Desde 2018, foi criada a Plataforma Carolina Bori, que visa facilitar o procedimento de revalidação de diplomas estrangeiros no país. As universidades públicas podem aderir ou não à Plataforma. Aquelas que aderirem, devem analisar o processo dentro de 180 dias e podem determinar que o requerente realize alguma complementação de disciplinas para ter o diploma revalidado. Esse procedimento, no entanto, costuma levar mais de 180 dias, tendo em vista a quantidade de pedidos submetidos às universidades.

Por outro lado, há universidades que não se submetem à Plataforma e, por isso, possuem procedimento próprio para revalidação de diplomas, cujas vagas são disponibilizadas por meio de edital específico.

A Universidade Federal do Mato Grosso (UFMT), por exemplo, divulga processo seletivo com distintas etapas para o processo de revalidação, que envolve análise documental e mesmo a realização de parte do internato do curso – espécie de estágio acadêmico realizado nos dois últimos anos do curso em instituição de saúde do SUS – em hospitais credenciados a instituições de ensino privadas. Essas instituições recebem valores de mensalidades, o que destoa do objetivo da revalidação de um diploma estrangeiro em âmbito de uma universidade pública[3]. Esse arranjo resulta no surgimento de assessorias com a finalidade de auxiliar no procedimento[4].
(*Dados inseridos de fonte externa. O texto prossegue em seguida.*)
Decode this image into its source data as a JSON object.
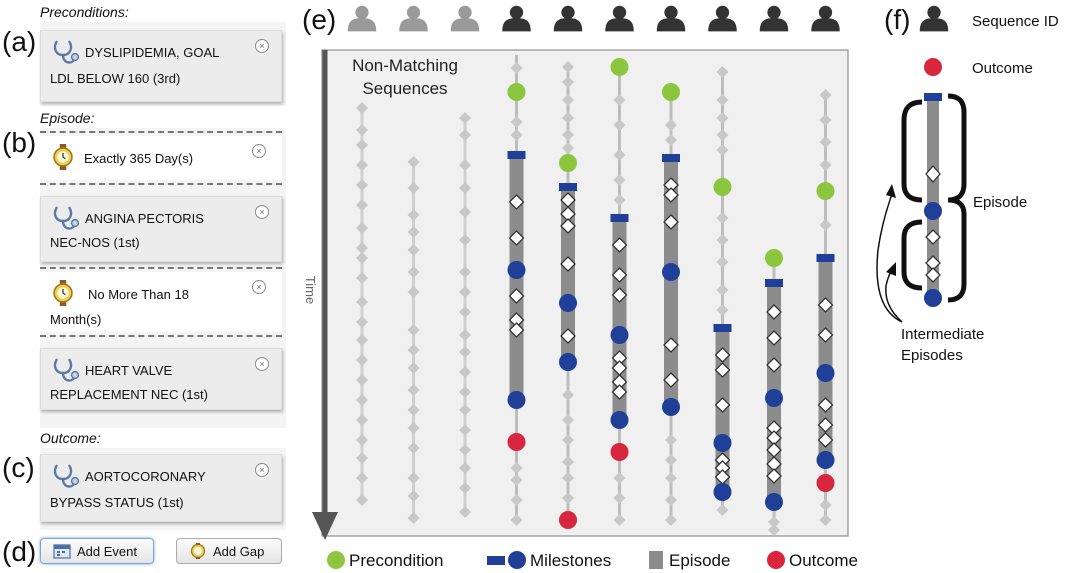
{
  "labels": {
    "a": "(a)",
    "b": "(b)",
    "c": "(c)",
    "d": "(d)",
    "e": "(e)",
    "f": "(f)"
  },
  "left_panel": {
    "preconditions_title": "Preconditions:",
    "episode_title": "Episode:",
    "outcome_title": "Outcome:",
    "precondition_card": {
      "line1": "DYSLIPIDEMIA, GOAL",
      "line2": "LDL BELOW 160 (3rd)"
    },
    "gap1": {
      "line1": "Exactly 365 Day(s)"
    },
    "event1": {
      "line1": "ANGINA PECTORIS",
      "line2": "NEC-NOS (1st)"
    },
    "gap2": {
      "line1": "No More Than 18",
      "line2": "Month(s)"
    },
    "event2": {
      "line1": "HEART VALVE",
      "line2": "REPLACEMENT NEC (1st)"
    },
    "outcome_card": {
      "line1": "AORTOCORONARY",
      "line2": "BYPASS STATUS (1st)"
    },
    "add_event_label": "Add Event",
    "add_gap_label": "Add Gap"
  },
  "main_view": {
    "non_matching_line1": "Non-Matching",
    "non_matching_line2": "Sequences",
    "time_label": "Time"
  },
  "legend": {
    "precondition": "Precondition",
    "milestones": "Milestones",
    "episode": "Episode",
    "outcome": "Outcome"
  },
  "key_panel": {
    "sequence_id": "Sequence ID",
    "outcome": "Outcome",
    "episode": "Episode",
    "intermediate_line1": "Intermediate",
    "intermediate_line2": "Episodes"
  },
  "colors": {
    "precondition": "#8cc63f",
    "milestone": "#1f3f99",
    "episode_bar": "#8c8c8c",
    "outcome": "#d7263d",
    "sequence_line": "#bdbdbd",
    "diamond_dim": "#c8c8c8",
    "icon_dim": "#9a9a9a",
    "icon_dark": "#333333"
  },
  "sequences": [
    {
      "matching": false,
      "events": [
        {
          "t": "d",
          "y": 108
        },
        {
          "t": "d",
          "y": 130
        },
        {
          "t": "d",
          "y": 145
        },
        {
          "t": "d",
          "y": 165
        },
        {
          "t": "d",
          "y": 185
        },
        {
          "t": "d",
          "y": 205
        },
        {
          "t": "d",
          "y": 228
        },
        {
          "t": "d",
          "y": 248
        },
        {
          "t": "d",
          "y": 258
        },
        {
          "t": "d",
          "y": 278
        },
        {
          "t": "d",
          "y": 302
        },
        {
          "t": "d",
          "y": 322
        },
        {
          "t": "d",
          "y": 340
        },
        {
          "t": "d",
          "y": 360
        },
        {
          "t": "d",
          "y": 380
        },
        {
          "t": "d",
          "y": 400
        },
        {
          "t": "d",
          "y": 420
        },
        {
          "t": "d",
          "y": 440
        },
        {
          "t": "d",
          "y": 458
        },
        {
          "t": "d",
          "y": 478
        },
        {
          "t": "d",
          "y": 500
        }
      ]
    },
    {
      "matching": false,
      "events": [
        {
          "t": "d",
          "y": 162
        },
        {
          "t": "d",
          "y": 188
        },
        {
          "t": "d",
          "y": 215
        },
        {
          "t": "d",
          "y": 232
        },
        {
          "t": "d",
          "y": 250
        },
        {
          "t": "d",
          "y": 272
        },
        {
          "t": "d",
          "y": 292
        },
        {
          "t": "d",
          "y": 330
        },
        {
          "t": "d",
          "y": 350
        },
        {
          "t": "d",
          "y": 368
        },
        {
          "t": "d",
          "y": 390
        },
        {
          "t": "d",
          "y": 410
        },
        {
          "t": "d",
          "y": 428
        },
        {
          "t": "d",
          "y": 448
        },
        {
          "t": "d",
          "y": 478
        },
        {
          "t": "d",
          "y": 496
        },
        {
          "t": "d",
          "y": 518
        }
      ]
    },
    {
      "matching": false,
      "events": [
        {
          "t": "d",
          "y": 118
        },
        {
          "t": "d",
          "y": 135
        },
        {
          "t": "d",
          "y": 165
        },
        {
          "t": "d",
          "y": 188
        },
        {
          "t": "d",
          "y": 212
        },
        {
          "t": "d",
          "y": 240
        },
        {
          "t": "d",
          "y": 272
        },
        {
          "t": "d",
          "y": 292
        },
        {
          "t": "d",
          "y": 312
        },
        {
          "t": "d",
          "y": 335
        },
        {
          "t": "d",
          "y": 352
        },
        {
          "t": "d",
          "y": 372
        },
        {
          "t": "d",
          "y": 392
        },
        {
          "t": "d",
          "y": 410
        },
        {
          "t": "d",
          "y": 430
        },
        {
          "t": "d",
          "y": 450
        },
        {
          "t": "d",
          "y": 468
        },
        {
          "t": "d",
          "y": 488
        },
        {
          "t": "d",
          "y": 512
        }
      ]
    },
    {
      "matching": true,
      "start": 55,
      "end": 520,
      "bar": [
        155,
        400
      ],
      "events": [
        {
          "t": "d",
          "y": 68
        },
        {
          "t": "p",
          "y": 92
        },
        {
          "t": "d",
          "y": 122
        },
        {
          "t": "d",
          "y": 135
        },
        {
          "t": "m",
          "y": 155
        },
        {
          "t": "w",
          "y": 202
        },
        {
          "t": "w",
          "y": 238
        },
        {
          "t": "b",
          "y": 270
        },
        {
          "t": "w",
          "y": 296
        },
        {
          "t": "w",
          "y": 320
        },
        {
          "t": "w",
          "y": 330
        },
        {
          "t": "b",
          "y": 400
        },
        {
          "t": "o",
          "y": 442
        },
        {
          "t": "d",
          "y": 468
        },
        {
          "t": "d",
          "y": 480
        },
        {
          "t": "d",
          "y": 500
        },
        {
          "t": "d",
          "y": 520
        }
      ]
    },
    {
      "matching": true,
      "start": 65,
      "end": 520,
      "bar": [
        187,
        362
      ],
      "events": [
        {
          "t": "d",
          "y": 67
        },
        {
          "t": "d",
          "y": 82
        },
        {
          "t": "d",
          "y": 100
        },
        {
          "t": "d",
          "y": 118
        },
        {
          "t": "d",
          "y": 135
        },
        {
          "t": "d",
          "y": 148
        },
        {
          "t": "p",
          "y": 163
        },
        {
          "t": "m",
          "y": 187
        },
        {
          "t": "w",
          "y": 200
        },
        {
          "t": "w",
          "y": 214
        },
        {
          "t": "w",
          "y": 226
        },
        {
          "t": "w",
          "y": 264
        },
        {
          "t": "b",
          "y": 303
        },
        {
          "t": "w",
          "y": 336
        },
        {
          "t": "b",
          "y": 362
        },
        {
          "t": "d",
          "y": 395
        },
        {
          "t": "d",
          "y": 420
        },
        {
          "t": "d",
          "y": 440
        },
        {
          "t": "d",
          "y": 462
        },
        {
          "t": "d",
          "y": 478
        },
        {
          "t": "d",
          "y": 498
        },
        {
          "t": "o",
          "y": 520
        }
      ]
    },
    {
      "matching": true,
      "start": 67,
      "end": 520,
      "bar": [
        218,
        420
      ],
      "events": [
        {
          "t": "p",
          "y": 67
        },
        {
          "t": "d",
          "y": 100
        },
        {
          "t": "d",
          "y": 125
        },
        {
          "t": "d",
          "y": 155
        },
        {
          "t": "d",
          "y": 180
        },
        {
          "t": "d",
          "y": 200
        },
        {
          "t": "m",
          "y": 218
        },
        {
          "t": "w",
          "y": 245
        },
        {
          "t": "w",
          "y": 275
        },
        {
          "t": "w",
          "y": 295
        },
        {
          "t": "b",
          "y": 335
        },
        {
          "t": "w",
          "y": 358
        },
        {
          "t": "w",
          "y": 368
        },
        {
          "t": "w",
          "y": 382
        },
        {
          "t": "w",
          "y": 392
        },
        {
          "t": "b",
          "y": 420
        },
        {
          "t": "o",
          "y": 452
        },
        {
          "t": "d",
          "y": 478
        },
        {
          "t": "d",
          "y": 498
        },
        {
          "t": "d",
          "y": 520
        }
      ]
    },
    {
      "matching": true,
      "start": 92,
      "end": 520,
      "bar": [
        158,
        407
      ],
      "events": [
        {
          "t": "p",
          "y": 92
        },
        {
          "t": "d",
          "y": 125
        },
        {
          "t": "d",
          "y": 140
        },
        {
          "t": "m",
          "y": 158
        },
        {
          "t": "w",
          "y": 185
        },
        {
          "t": "w",
          "y": 195
        },
        {
          "t": "w",
          "y": 222
        },
        {
          "t": "b",
          "y": 272
        },
        {
          "t": "w",
          "y": 345
        },
        {
          "t": "w",
          "y": 380
        },
        {
          "t": "b",
          "y": 407
        },
        {
          "t": "d",
          "y": 440
        },
        {
          "t": "d",
          "y": 460
        },
        {
          "t": "d",
          "y": 478
        },
        {
          "t": "d",
          "y": 500
        },
        {
          "t": "d",
          "y": 520
        }
      ]
    },
    {
      "matching": true,
      "start": 72,
      "end": 510,
      "bar": [
        328,
        492
      ],
      "events": [
        {
          "t": "d",
          "y": 72
        },
        {
          "t": "d",
          "y": 100
        },
        {
          "t": "d",
          "y": 118
        },
        {
          "t": "d",
          "y": 135
        },
        {
          "t": "d",
          "y": 150
        },
        {
          "t": "p",
          "y": 187
        },
        {
          "t": "d",
          "y": 218
        },
        {
          "t": "d",
          "y": 240
        },
        {
          "t": "d",
          "y": 262
        },
        {
          "t": "d",
          "y": 290
        },
        {
          "t": "d",
          "y": 310
        },
        {
          "t": "m",
          "y": 328
        },
        {
          "t": "w",
          "y": 355
        },
        {
          "t": "w",
          "y": 370
        },
        {
          "t": "w",
          "y": 405
        },
        {
          "t": "b",
          "y": 443
        },
        {
          "t": "w",
          "y": 460
        },
        {
          "t": "w",
          "y": 468
        },
        {
          "t": "w",
          "y": 477
        },
        {
          "t": "b",
          "y": 492
        },
        {
          "t": "d",
          "y": 510
        }
      ]
    },
    {
      "matching": true,
      "start": 258,
      "end": 527,
      "bar": [
        283,
        502
      ],
      "events": [
        {
          "t": "p",
          "y": 258
        },
        {
          "t": "m",
          "y": 283
        },
        {
          "t": "w",
          "y": 312
        },
        {
          "t": "w",
          "y": 338
        },
        {
          "t": "w",
          "y": 365
        },
        {
          "t": "b",
          "y": 398
        },
        {
          "t": "w",
          "y": 428
        },
        {
          "t": "w",
          "y": 438
        },
        {
          "t": "w",
          "y": 450
        },
        {
          "t": "w",
          "y": 464
        },
        {
          "t": "w",
          "y": 476
        },
        {
          "t": "b",
          "y": 502
        },
        {
          "t": "d",
          "y": 522
        },
        {
          "t": "d",
          "y": 530
        }
      ]
    },
    {
      "matching": true,
      "start": 95,
      "end": 520,
      "bar": [
        258,
        460
      ],
      "events": [
        {
          "t": "d",
          "y": 95
        },
        {
          "t": "d",
          "y": 120
        },
        {
          "t": "d",
          "y": 142
        },
        {
          "t": "d",
          "y": 165
        },
        {
          "t": "p",
          "y": 191
        },
        {
          "t": "d",
          "y": 225
        },
        {
          "t": "m",
          "y": 258
        },
        {
          "t": "w",
          "y": 305
        },
        {
          "t": "w",
          "y": 335
        },
        {
          "t": "b",
          "y": 373
        },
        {
          "t": "w",
          "y": 405
        },
        {
          "t": "w",
          "y": 425
        },
        {
          "t": "w",
          "y": 440
        },
        {
          "t": "b",
          "y": 460
        },
        {
          "t": "o",
          "y": 483
        },
        {
          "t": "d",
          "y": 505
        },
        {
          "t": "d",
          "y": 520
        }
      ]
    }
  ]
}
Há, ainda, caso de instituição de ensino que pretendeu encurtar este caminho da revalidação, longo e tortuoso, permitindo o ingresso de alunos de Medicina, oriundos de países fronteiriços, por meio de transferência. Assim, o aluno terminaria o curso no Brasil, por meio da adaptação curricular, após análise do quanto cursado no estrangeiro[5].

A nebulosidade da regulação, por outro lado, permite que práticas como essas continuem a acontecer e tenham validade jurídica. Nesse sentido, o Parecer n. 787, do Conselho Nacional de Educação, órgão vinculado ao MEC, permite a transferência de alunos do exterior para cursos oferecidos no Brasil, desde que seja realizada a adaptação curricular. A norma ainda não foi homologada pelo Ministro da Educação, quando então passa a gozar de efeitos jurídicos, porém é uma orientação relevante na área.

Nesse sentido, as universidades brasileiras, privadas ou públicas, possuem ainda o direito constitucional à autonomia universitária, que garante a criação de suas próprias regras e capacidade de autogestão. Ainda que o STF tenha jurisprudência no sentido de que a autonomia universitária não significa soberania absoluta das universidades sem observância da legislação nacional (RE 591.398 AgR, Rel. Min. Joaquim Barbosa, j. 23 jun. 2009), fato é que esse direito possui preponderância até mesmo na relação das universidades com o MEC.

Assim, muitos temas concernentes à vida acadêmica, como definição de grade curricular, emissão de documentos, entre outros, ficam a cargo da própria instituição de ensino, o que ressalta o amplíssimo conteúdo jurídico da autonomia universitária. Ao não termos uma definição precisa do termo, ou mesmo uma definição legal, a instituição de ensino pode albergar-se nele para prejudicar o alunado, e mesmo alterar documentos de forma criminosa (dado que uma das principais funções das universidades é de atestar, por meio de documentos, a situação acadêmica de cada aluno e registrar suas atividades), sob a pecha da autonomia universitária. A elasticidade do conceito pouco a pouco é questionada nos tribunais.

Por isso, muitos são os desafios para a formação médica e para a revalidação de diplomas no Brasil, país que ainda sofre com a defasagem de profissionais, especialmente em cidades do interior, que ficaram ainda mais desprotegidas com a saída dos médicos cubanos do Programa Mais Médicos.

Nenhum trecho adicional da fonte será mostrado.